А ну, пусть пойдет теперь счастье, пусть пойдет оно пузатое, шумное, веселое, с жирным красным лицом, громким смехом, грубой отрыжкой, когда раскрыты все двери и окна, и все стоят на дороге и фонарями указывают дорогу к своему дому и кричат, что у них красивые дочери, лучше улыбка, слаще угощение, и раскрывают свои карманы, чтобы счастье наполнило их.

Только он стал торговать сахаром, прибегают люди и кричат, что дом его сгорел.

— Приносящий дурную весть — глупец! — сказал он и заплакал над сахаром.

И тут же к его слезам прибавили свои слезы родственники, которые всегда оказываются поблизости, когда нужно поплакать, и дети, рыдавшие от страха. Когда плакали, ничего не видели, а когда перестали плакать, сахар уже растаял, словно в чае. Хорошо тает сахар от еврейских слез!

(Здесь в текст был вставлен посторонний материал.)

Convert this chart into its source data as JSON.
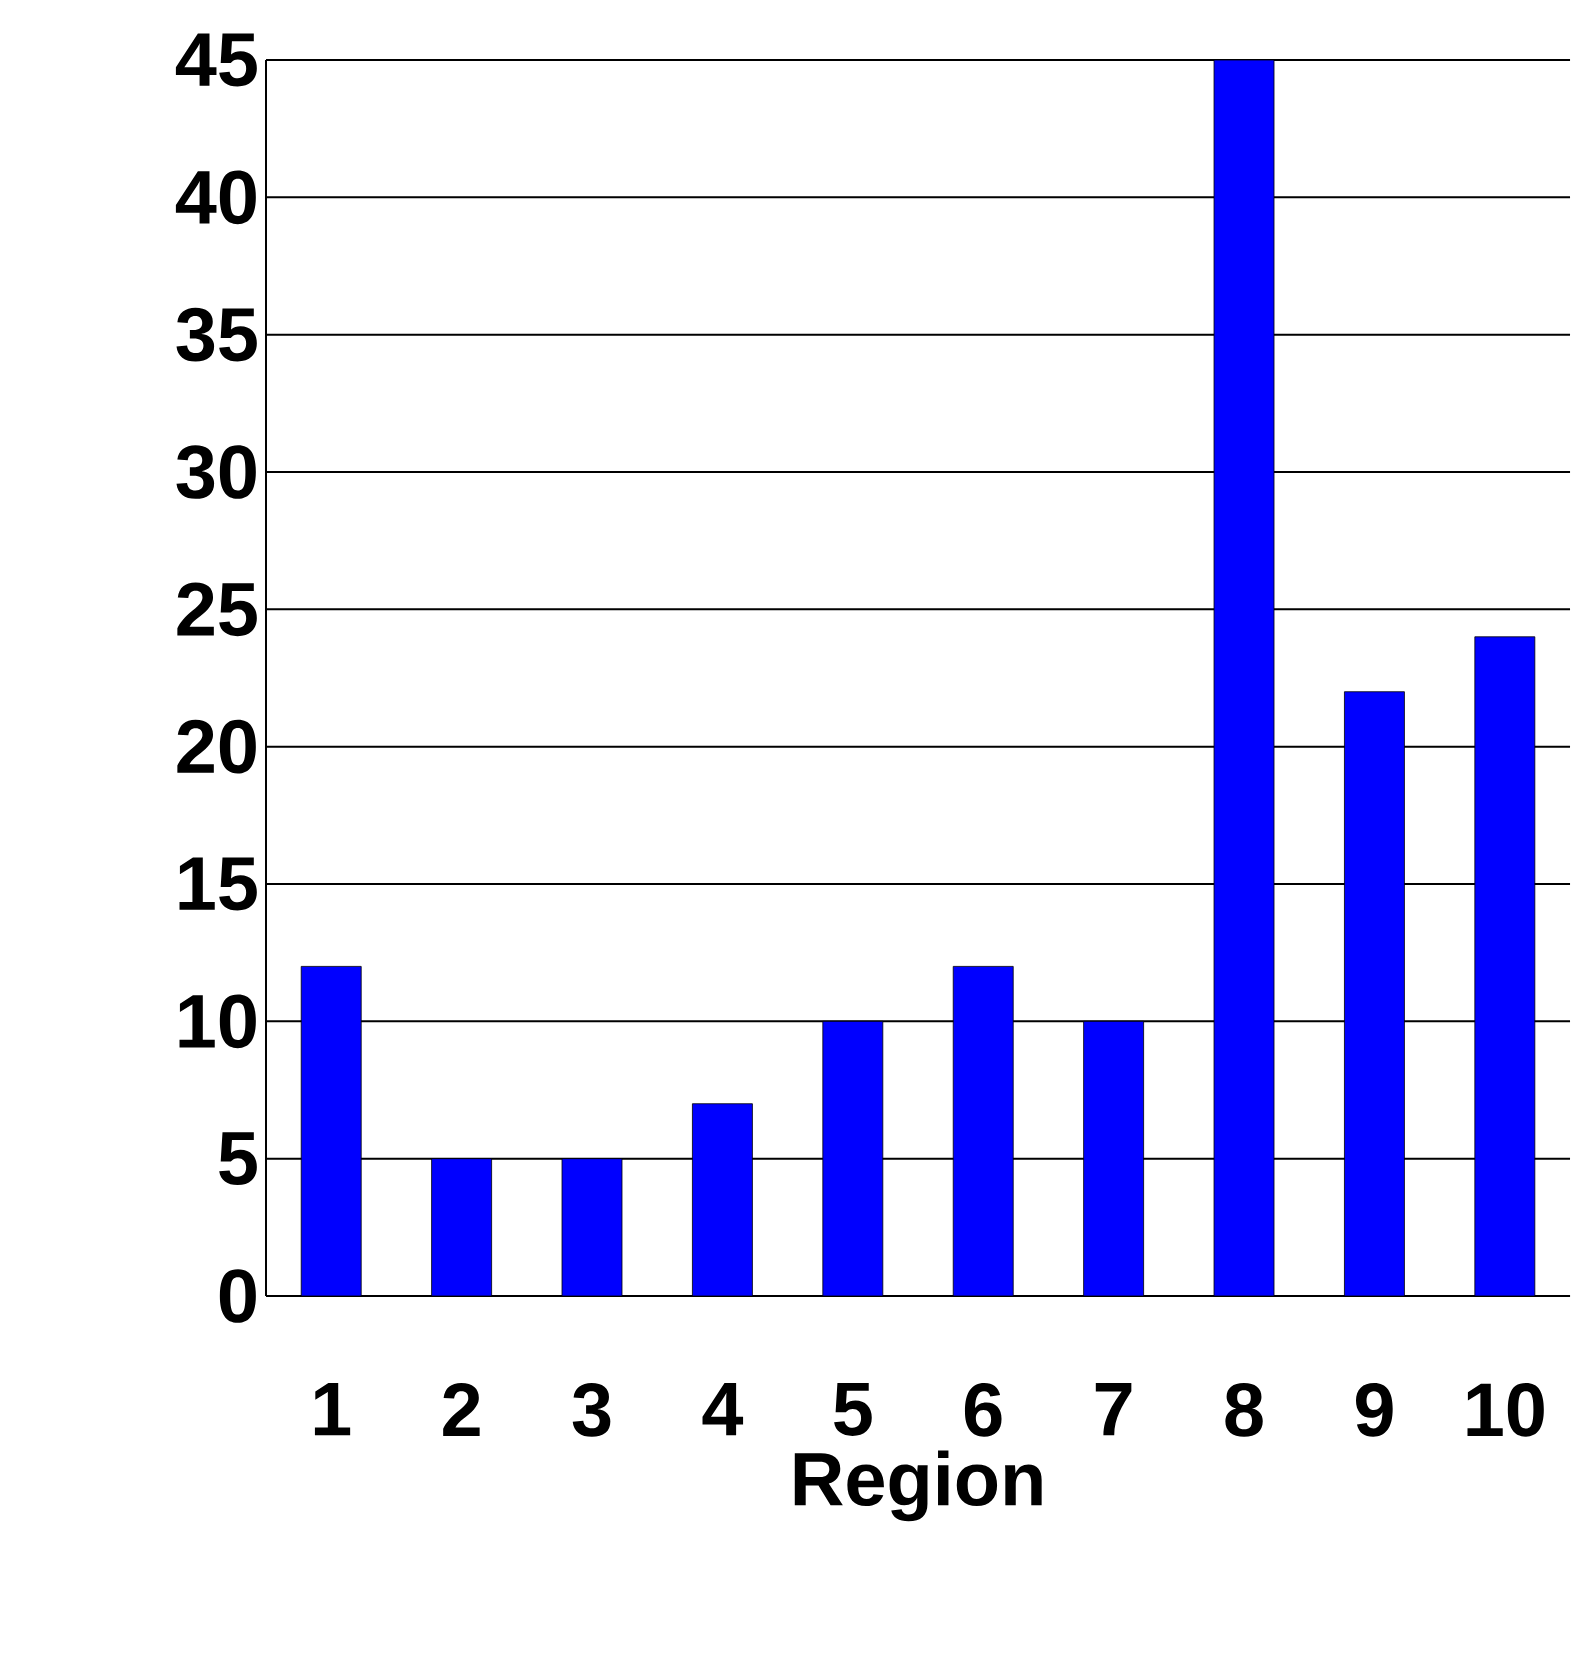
{
  "chart_data": {
    "type": "bar",
    "xlabel": "Region",
    "categories": [
      "1",
      "2",
      "3",
      "4",
      "5",
      "6",
      "7",
      "8",
      "9",
      "10"
    ],
    "values": [
      12,
      5,
      5,
      7,
      10,
      12,
      10,
      45,
      22,
      24
    ],
    "color": "#0000ff",
    "ylim": [
      0,
      45
    ],
    "yticks": [
      0,
      5,
      10,
      15,
      20,
      25,
      30,
      35,
      40,
      45
    ],
    "grid": "y"
  }
}
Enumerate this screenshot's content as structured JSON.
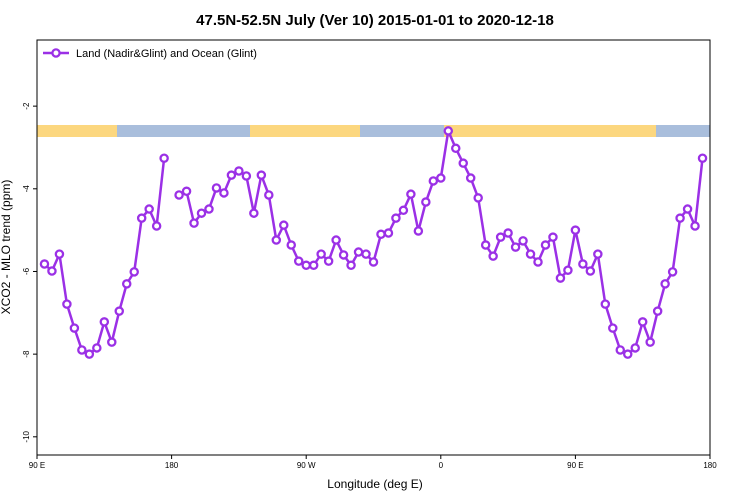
{
  "chart_data": {
    "type": "line",
    "title": "47.5N-52.5N July (Ver 10)   2015-01-01 to 2020-12-18",
    "x_label": "Longitude (deg E)",
    "y_label": "XCO2 - MLO trend (ppm)",
    "x": [
      95,
      100,
      105,
      110,
      115,
      120,
      125,
      130,
      135,
      140,
      145,
      150,
      155,
      160,
      165,
      170,
      175,
      180,
      185,
      190,
      195,
      200,
      205,
      210,
      215,
      220,
      225,
      230,
      235,
      240,
      245,
      250,
      255,
      260,
      265,
      270,
      275,
      280,
      285,
      290,
      295,
      300,
      305,
      310,
      315,
      320,
      325,
      330,
      335,
      340,
      345,
      350,
      355,
      360,
      365,
      370,
      375,
      380,
      385,
      390,
      395,
      400,
      405,
      410,
      415,
      420,
      425,
      430,
      435,
      440,
      445,
      450,
      455,
      460,
      465,
      470,
      475,
      480,
      485,
      490,
      495,
      500,
      505,
      510,
      515,
      520,
      525,
      530,
      535
    ],
    "series": [
      {
        "name": "Land (Nadir&Glint) and Ocean (Glint)",
        "color": "#9b30e6",
        "values": [
          -5.82,
          -5.99,
          -5.58,
          -6.79,
          -7.37,
          -7.9,
          -8.0,
          -7.85,
          -7.22,
          -7.71,
          -6.96,
          -6.3,
          -6.01,
          -4.71,
          -4.49,
          -4.9,
          -3.26,
          null,
          -4.15,
          -4.06,
          -4.83,
          -4.59,
          -4.49,
          -3.98,
          -4.1,
          -3.67,
          -3.57,
          -3.69,
          -4.59,
          -3.67,
          -4.15,
          -5.24,
          -4.88,
          -5.36,
          -5.75,
          -5.85,
          -5.85,
          -5.58,
          -5.75,
          -5.24,
          -5.6,
          -5.85,
          -5.53,
          -5.58,
          -5.77,
          -5.1,
          -5.07,
          -4.71,
          -4.52,
          -4.13,
          -5.02,
          -4.32,
          -3.81,
          -3.74,
          -2.6,
          -3.02,
          -3.38,
          -3.74,
          -4.22,
          -5.36,
          -5.63,
          -5.17,
          -5.07,
          -5.41,
          -5.26,
          -5.58,
          -5.77,
          -5.36,
          -5.17,
          -6.16,
          -5.97,
          -5.0,
          -5.82,
          -5.99,
          -5.58,
          -6.79,
          -7.37,
          -7.9,
          -8.0,
          -7.85,
          -7.22,
          -7.71,
          -6.96,
          -6.3,
          -6.01,
          -4.71,
          -4.49,
          -4.9,
          -3.26
        ]
      }
    ],
    "xlim": [
      90,
      540
    ],
    "xticks": [
      {
        "value": 90,
        "label": "90 E"
      },
      180,
      {
        "value": 270,
        "label": "90 W"
      },
      {
        "value": 360,
        "label": "0"
      },
      {
        "value": 450,
        "label": "90 E"
      },
      {
        "value": 540,
        "label": "180"
      }
    ],
    "ylim": [
      -10.44,
      -0.4
    ],
    "yticks": [
      -2,
      -4,
      -6,
      -8,
      -10
    ],
    "legend": "top-left"
  }
}
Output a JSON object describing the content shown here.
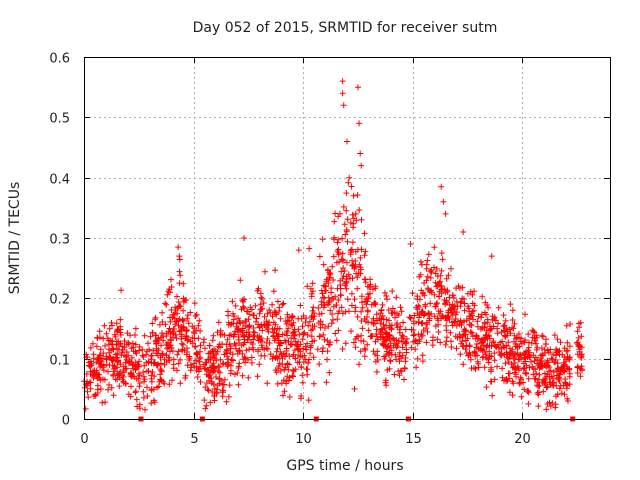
{
  "chart_data": {
    "type": "scatter",
    "title": "Day 052 of 2015, SRMTID for receiver sutm",
    "xlabel": "GPS time / hours",
    "ylabel": "SRMTID / TECUs",
    "xlim": [
      0,
      24
    ],
    "ylim": [
      0,
      0.6
    ],
    "grid": true,
    "marker": "+",
    "color": "#ff0000",
    "x_tick_labels": [
      "0",
      "5",
      "10",
      "15",
      "20"
    ],
    "y_tick_labels": [
      "0",
      "0.1",
      "0.2",
      "0.3",
      "0.4",
      "0.5",
      "0.6"
    ],
    "data_gap_markers_x": [
      2.6,
      5.4,
      10.6,
      14.8,
      22.3
    ],
    "series": [
      {
        "name": "SRMTID",
        "trend": {
          "x": [
            0,
            0.5,
            1,
            1.5,
            2,
            2.5,
            3,
            3.5,
            4,
            4.5,
            5,
            5.5,
            6,
            6.5,
            7,
            7.5,
            8,
            8.5,
            9,
            9.5,
            10,
            10.5,
            11,
            11.5,
            12,
            12.5,
            13,
            13.5,
            14,
            14.5,
            15,
            15.5,
            16,
            16.5,
            17,
            17.5,
            18,
            18.5,
            19,
            19.5,
            20,
            20.5,
            21,
            21.5,
            22,
            22.5
          ],
          "y": [
            0.06,
            0.08,
            0.1,
            0.1,
            0.09,
            0.07,
            0.09,
            0.11,
            0.14,
            0.16,
            0.12,
            0.09,
            0.08,
            0.1,
            0.14,
            0.15,
            0.15,
            0.14,
            0.12,
            0.12,
            0.12,
            0.15,
            0.18,
            0.22,
            0.25,
            0.22,
            0.17,
            0.14,
            0.13,
            0.13,
            0.15,
            0.17,
            0.2,
            0.19,
            0.16,
            0.15,
            0.14,
            0.12,
            0.11,
            0.11,
            0.1,
            0.1,
            0.08,
            0.07,
            0.08,
            0.11
          ]
        },
        "spread": {
          "x": [
            0,
            2,
            4,
            6,
            8,
            10,
            11.5,
            12,
            12.5,
            13,
            14,
            16,
            18,
            20,
            22.5
          ],
          "y": [
            0.04,
            0.05,
            0.06,
            0.05,
            0.06,
            0.06,
            0.09,
            0.11,
            0.1,
            0.07,
            0.05,
            0.06,
            0.05,
            0.05,
            0.04
          ]
        },
        "segments": [
          [
            0,
            2.55
          ],
          [
            2.65,
            5.35
          ],
          [
            5.45,
            10.55
          ],
          [
            10.65,
            14.75
          ],
          [
            14.85,
            22.2
          ],
          [
            22.45,
            22.75
          ]
        ],
        "density_per_hour": 95,
        "peaks": [
          {
            "x": 11.8,
            "y": 0.56
          },
          {
            "x": 11.8,
            "y": 0.54
          },
          {
            "x": 11.85,
            "y": 0.52
          },
          {
            "x": 12.5,
            "y": 0.55
          },
          {
            "x": 12.55,
            "y": 0.49
          },
          {
            "x": 12.6,
            "y": 0.44
          },
          {
            "x": 12.65,
            "y": 0.42
          },
          {
            "x": 12.0,
            "y": 0.46
          },
          {
            "x": 12.1,
            "y": 0.4
          },
          {
            "x": 12.3,
            "y": 0.37
          },
          {
            "x": 12.4,
            "y": 0.34
          },
          {
            "x": 16.3,
            "y": 0.385
          },
          {
            "x": 16.4,
            "y": 0.36
          },
          {
            "x": 16.5,
            "y": 0.34
          },
          {
            "x": 17.3,
            "y": 0.31
          },
          {
            "x": 4.3,
            "y": 0.285
          },
          {
            "x": 4.35,
            "y": 0.27
          },
          {
            "x": 7.3,
            "y": 0.3
          },
          {
            "x": 9.8,
            "y": 0.28
          },
          {
            "x": 14.9,
            "y": 0.29
          },
          {
            "x": 18.6,
            "y": 0.27
          }
        ]
      }
    ]
  }
}
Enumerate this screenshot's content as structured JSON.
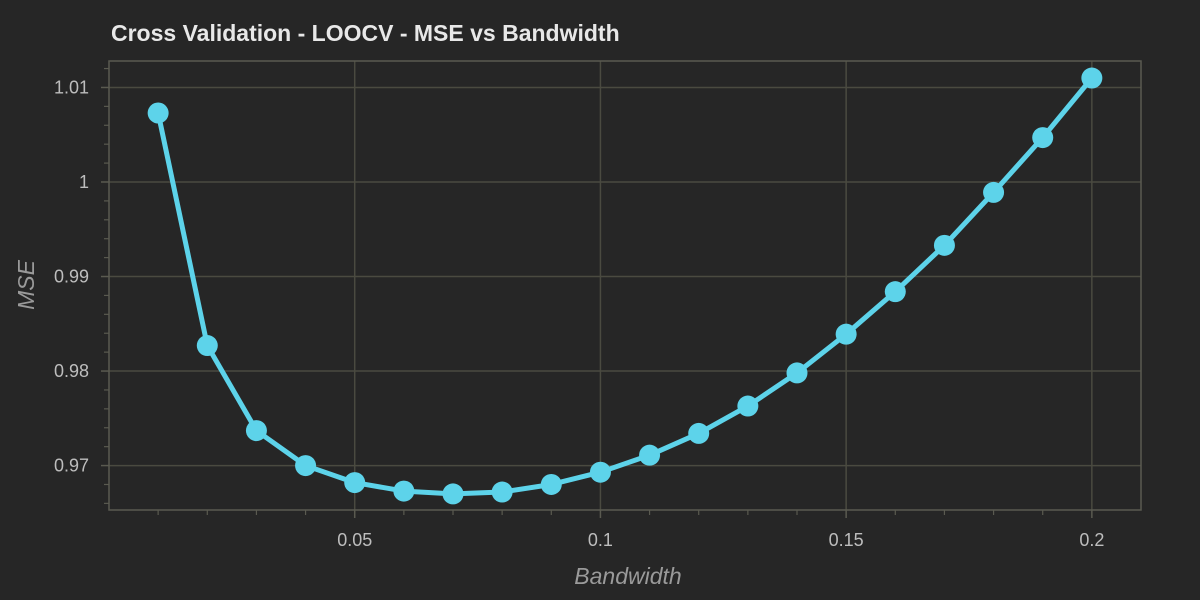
{
  "chart_data": {
    "type": "line",
    "title": "Cross Validation - LOOCV - MSE vs Bandwidth",
    "xlabel": "Bandwidth",
    "ylabel": "MSE",
    "xlim": [
      0.0,
      0.21
    ],
    "ylim": [
      0.9653,
      1.0128
    ],
    "xticks": [
      0.05,
      0.1,
      0.15,
      0.2
    ],
    "xtick_labels": [
      "0.05",
      "0.1",
      "0.15",
      "0.2"
    ],
    "yticks": [
      0.97,
      0.98,
      0.99,
      1.0,
      1.01
    ],
    "ytick_labels": [
      "0.97",
      "0.98",
      "0.99",
      "1",
      "1.01"
    ],
    "grid": true,
    "series": [
      {
        "name": "MSE",
        "color": "#5dd3ea",
        "x": [
          0.01,
          0.02,
          0.03,
          0.04,
          0.05,
          0.06,
          0.07,
          0.08,
          0.09,
          0.1,
          0.11,
          0.12,
          0.13,
          0.14,
          0.15,
          0.16,
          0.17,
          0.18,
          0.19,
          0.2
        ],
        "y": [
          1.0073,
          0.9827,
          0.9737,
          0.97,
          0.9682,
          0.9673,
          0.967,
          0.9672,
          0.968,
          0.9693,
          0.9711,
          0.9734,
          0.9763,
          0.9798,
          0.9839,
          0.9884,
          0.9933,
          0.9989,
          1.0047,
          1.011
        ]
      }
    ],
    "colors": {
      "background": "#262626",
      "grid": "#4a4a40",
      "frame": "#5a5a50",
      "line": "#5dd3ea"
    }
  }
}
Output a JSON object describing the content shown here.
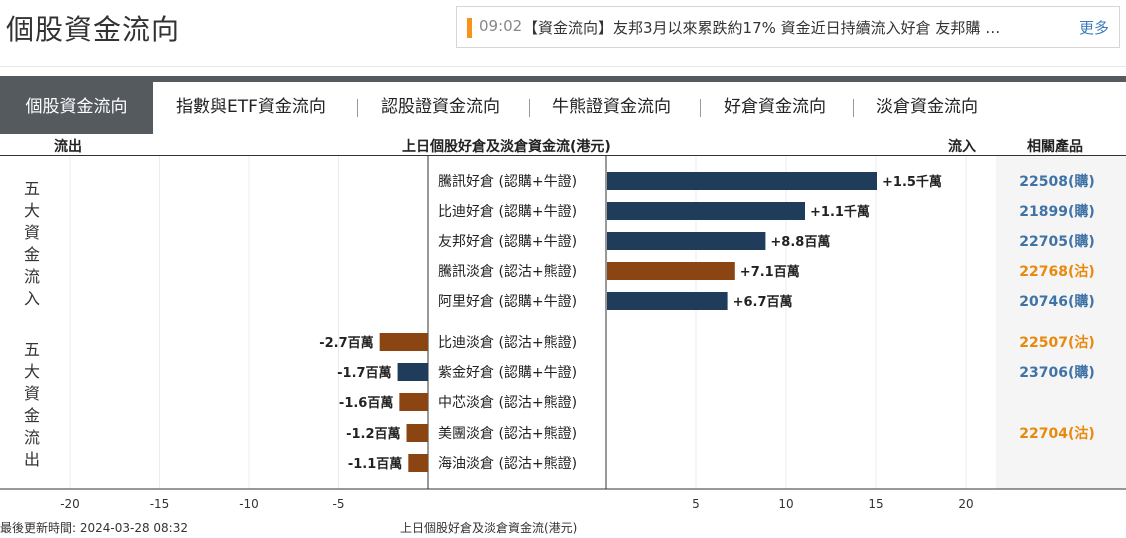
{
  "page_title": "個股資金流向",
  "news": {
    "time": "09:02",
    "text": "【資金流向】友邦3月以來累跌約17% 資金近日持續流入好倉 友邦購 …",
    "more_label": "更多"
  },
  "tabs": [
    {
      "label": "個股資金流向",
      "active": true
    },
    {
      "label": "指數與ETF資金流向"
    },
    {
      "label": "認股證資金流向"
    },
    {
      "label": "牛熊證資金流向"
    },
    {
      "label": "好倉資金流向"
    },
    {
      "label": "淡倉資金流向"
    }
  ],
  "header": {
    "outflow": "流出",
    "chart_title": "上日個股好倉及淡倉資金流(港元)",
    "inflow": "流入",
    "related": "相關產品"
  },
  "side_labels": {
    "inflow_group": "五大資金流入",
    "outflow_group": "五大資金流出"
  },
  "colors": {
    "long": "#1f3d5a",
    "short": "#8b4513",
    "long_product": "#3f73a6",
    "short_product": "#e8890c"
  },
  "chart_data": {
    "type": "bar",
    "orientation": "horizontal",
    "xlim": [
      -20,
      20
    ],
    "x_ticks": [
      "-20",
      "-15",
      "-10",
      "-5",
      "5",
      "10",
      "15",
      "20"
    ],
    "x_tick_values": [
      -20,
      -15,
      -10,
      -5,
      5,
      10,
      15,
      20
    ],
    "xlabel": "上日個股好倉及淡倉資金流(港元)",
    "unit": "百萬港元",
    "rows": [
      {
        "label": "騰訊好倉 (認購+牛證)",
        "value": 15,
        "value_label": "+1.5千萬",
        "type": "long",
        "product": "22508(購)"
      },
      {
        "label": "比迪好倉 (認購+牛證)",
        "value": 11,
        "value_label": "+1.1千萬",
        "type": "long",
        "product": "21899(購)"
      },
      {
        "label": "友邦好倉 (認購+牛證)",
        "value": 8.8,
        "value_label": "+8.8百萬",
        "type": "long",
        "product": "22705(購)"
      },
      {
        "label": "騰訊淡倉 (認沽+熊證)",
        "value": 7.1,
        "value_label": "+7.1百萬",
        "type": "short",
        "product": "22768(沽)"
      },
      {
        "label": "阿里好倉 (認購+牛證)",
        "value": 6.7,
        "value_label": "+6.7百萬",
        "type": "long",
        "product": "20746(購)"
      },
      {
        "label": "比迪淡倉 (認沽+熊證)",
        "value": -2.7,
        "value_label": "-2.7百萬",
        "type": "short",
        "product": "22507(沽)"
      },
      {
        "label": "紫金好倉 (認購+牛證)",
        "value": -1.7,
        "value_label": "-1.7百萬",
        "type": "long",
        "product": "23706(購)"
      },
      {
        "label": "中芯淡倉 (認沽+熊證)",
        "value": -1.6,
        "value_label": "-1.6百萬",
        "type": "short",
        "product": ""
      },
      {
        "label": "美團淡倉 (認沽+熊證)",
        "value": -1.2,
        "value_label": "-1.2百萬",
        "type": "short",
        "product": "22704(沽)"
      },
      {
        "label": "海油淡倉 (認沽+熊證)",
        "value": -1.1,
        "value_label": "-1.1百萬",
        "type": "short",
        "product": ""
      }
    ]
  },
  "footer": {
    "updated": "最後更新時間: 2024-03-28 08:32",
    "axis_caption": "上日個股好倉及淡倉資金流(港元)"
  }
}
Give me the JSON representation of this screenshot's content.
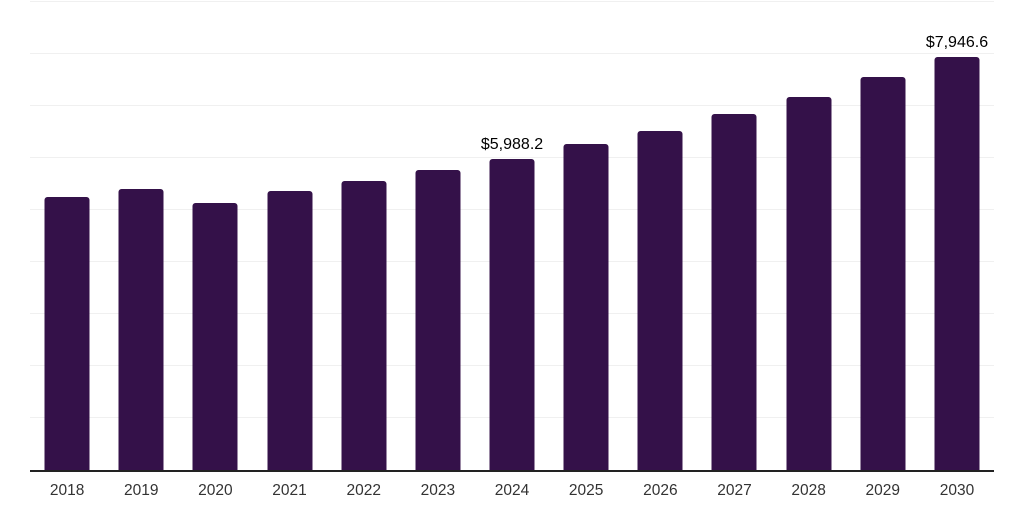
{
  "chart_data": {
    "type": "bar",
    "title": "",
    "xlabel": "",
    "ylabel": "",
    "categories": [
      "2018",
      "2019",
      "2020",
      "2021",
      "2022",
      "2023",
      "2024",
      "2025",
      "2026",
      "2027",
      "2028",
      "2029",
      "2030"
    ],
    "values": [
      5250.0,
      5400.0,
      5130.0,
      5365.0,
      5560.0,
      5770.0,
      5988.2,
      6265.0,
      6520.0,
      6845.0,
      7170.0,
      7555.0,
      7946.6
    ],
    "data_labels": {
      "2024": "$5,988.2",
      "2030": "$7,946.6"
    },
    "ylim": [
      0,
      9000
    ],
    "gridline_interval": 1000,
    "grid": "horizontal-only",
    "legend": "none",
    "colors": {
      "bar": "#341149",
      "gridline": "#f0f0f0",
      "axis_line": "#222222",
      "tick_label": "#333333",
      "data_label": "#000000",
      "background": "#ffffff"
    }
  }
}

Но вдруг счастье и его заметило. Один раз счастье остановилось и у его дверей и закричало жирным голосом, что принесло ему наследство.

Люди говорят: приходит счастье, усади его на стул. Но если оно не хочет сидеть? Если за счастьем тут же бежит несчастье и нагоняет его и стучится во все окна в образе родственников?

У богатого много родственников. Только у него зазвенит в кармане, уже слышно во всех местечках. И откуда они только вылезают?! Из каких домов, из каких щелей — в странных чепцах, плюшевых салопах, в каких-то пикейных жилетах с крапинкой, какие уже тридцать лет никто не носит; со своим табаком, который только они любят, со своими привычками, которых никто не любит. И влетают в дом, с корзинами и желтыми коробками. Они боятся приехать без корзин и коробок, чтобы не подумали, что они живут рядом и приехали на один час.